I paid them for the first year out of pocket, about $1,300, and then when my Social Security kicked in I had the money deducted every month. It went on that way for years.

Last week I got the notice in the mail telling me that my benefit amount was being raised by some insignificant amount. The form also showed a breakdown of my benefit and any deductions therefrom. THERE WERE NO DEDUCTIONS LISTED. And sure enough, this month's direct deposit was in the exact amount of the new benefit. Like I mentioned, they had been taking out over one hundred dollars every month for years for Medicare, and during that time I have received mail from Medicare, and I possess a Medicare members card. On its own motion, the Social Security Administration dropped me from Medicare.

This is the level of consideration that we can expect from our government. That much is disturbing, but I quickly realized that I'm better off without it. I'll take the $1,300 every year, thank you, and I'll save it to pay for medical services over here. They'll be keeping the $6,000 that they essentially stole from me in the five years that they let me keep paying every month, but we can't let little things like that ruin our precious days. We've got bigger fish to fry.

Our Government In General

Nothing about Washington DC is recognizable when compared with the government that existed only sixty years ago. That was a smaller country, only 200,000,000 people or so, and everything moved at a much slower pace. Communications, transportation, everything. People got jobs and kept them, often for their entire lives. Almost everyone who was working had a policy of Blue Cross/Blue Shield medical insurance that covered all family members. If someone in your family was crazy, there was a government hospital for that. For my parents generation, the money that their parents received from Social Security was enough to live on. Cars, refrigerators, TVs, they were all made in America. Things were much tougher for black Americans, and if anyone among our family or friends was homosexual, we didn't know about it, but in general things were more cooperative and secure than they are today.

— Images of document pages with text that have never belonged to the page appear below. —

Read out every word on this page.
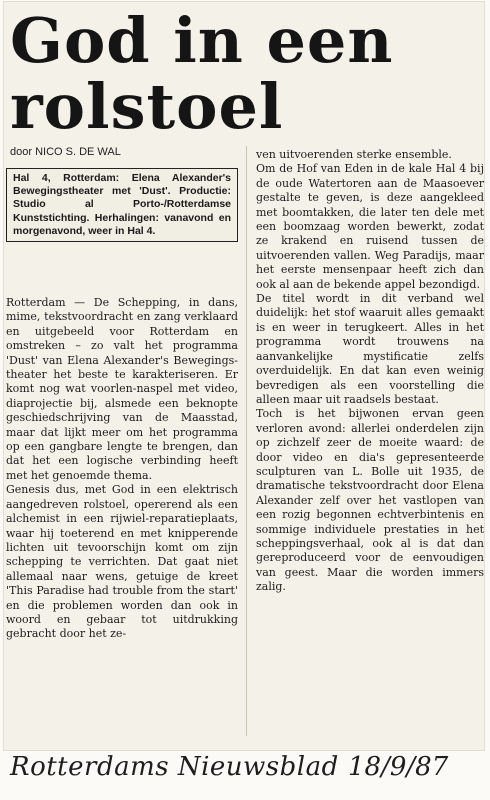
God in een
rolstoel
door NICO S. DE WAL
Hal 4, Rotterdam: Elena Alexander's Bewegingstheater met 'Dust'. Productie: Studio al Porto-/Rotterdamse Kunststichting. Herhalingen: vanavond en morgenavond, weer in Hal 4.

Rotterdam — De Schepping, in dans, mime, tekstvoordracht en zang verklaard en uitgebeeld voor Rotterdam en omstreken – zo valt het programma 'Dust' van Elena Alexander's Bewegings-theater het beste te karakteriseren. Er komt nog wat voorlen-naspel met video, diaprojectie bij, alsmede een beknopte geschiedschrijving van de Maasstad, maar dat lijkt meer om het programma op een gangbare lengte te brengen, dan dat het een logische verbinding heeft met het genoemde thema.

Genesis dus, met God in een elektrisch aangedreven rolstoel, opererend als een alchemist in een rijwiel-reparatieplaats, waar hij toeterend en met knipperende lichten uit tevoorschijn komt om zijn schepping te verrichten. Dat gaat niet allemaal naar wens, getuige de kreet 'This Paradise had trouble from the start' en die problemen worden dan ook in woord en gebaar tot uitdrukking gebracht door het ze-

ven uitvoerenden sterke ensemble.

Om de Hof van Eden in de kale Hal 4 bij de oude Watertoren aan de Maasoever gestalte te geven, is deze aangekleed met boomtakken, die later ten dele met een boomzaag worden bewerkt, zodat ze krakend en ruisend tussen de uitvoerenden vallen. Weg Paradijs, maar het eerste mensenpaar heeft zich dan ook al aan de bekende appel bezondigd.

De titel wordt in dit verband wel duidelijk: het stof waaruit alles gemaakt is en weer in terugkeert. Alles in het programma wordt trouwens na aanvankelijke mystificatie zelfs overduidelijk. En dat kan even weinig bevredigen als een voorstelling die alleen maar uit raadsels bestaat.

Toch is het bijwonen ervan geen verloren avond: allerlei onderdelen zijn op zichzelf zeer de moeite waard: de door video en dia's gepresenteerde sculpturen van L. Bolle uit 1935, de dramatische tekstvoordracht door Elena Alexander zelf over het vastlopen van een rozig begonnen echtverbintenis en sommige individuele prestaties in het scheppingsverhaal, ook al is dat dan gereproduceerd voor de eenvoudigen van geest. Maar die worden immers zalig.

Rotterdams Nieuwsblad 18/9/87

Now we live in a “you're on your own” nightmare. The difference is that equality has been replaced by liberty. Equality, paid for by fair employment practices and progressive taxes, has given way to a system in which the rich are at liberty to keep almost all of their money and corporations are at liberty to gouge workers as terribly as possible and reduce thereby their overhead. Every American is free to sign up for all of the medical insurance that he or she can afford, and if you can't afford any, well, then you don't have any. We still receive Social Security benefits, but it's not enough for anyone to live on. We get Medicare, but if you get sick enough the co-pays and the medicine will suck almost anyone's bank account dry in a couple of years, probably including the equity in your house, if you are lucky enough to have any. After that, it seems like the plan becomes, sell the house, move into an RV, and work until you die. I've noticed that more and more people are going to Mexico for affordable medical treatment. (You may be surprised to find out that the dentists and doctors are excellent in Mexico, and the quality of the care is very high.) More Americans, myself included, are choosing to live overseas.

Welcome to the 21st Century! If you're not living in a van and working seasonal jobs in Amazon warehouses, you're way ahead of the game.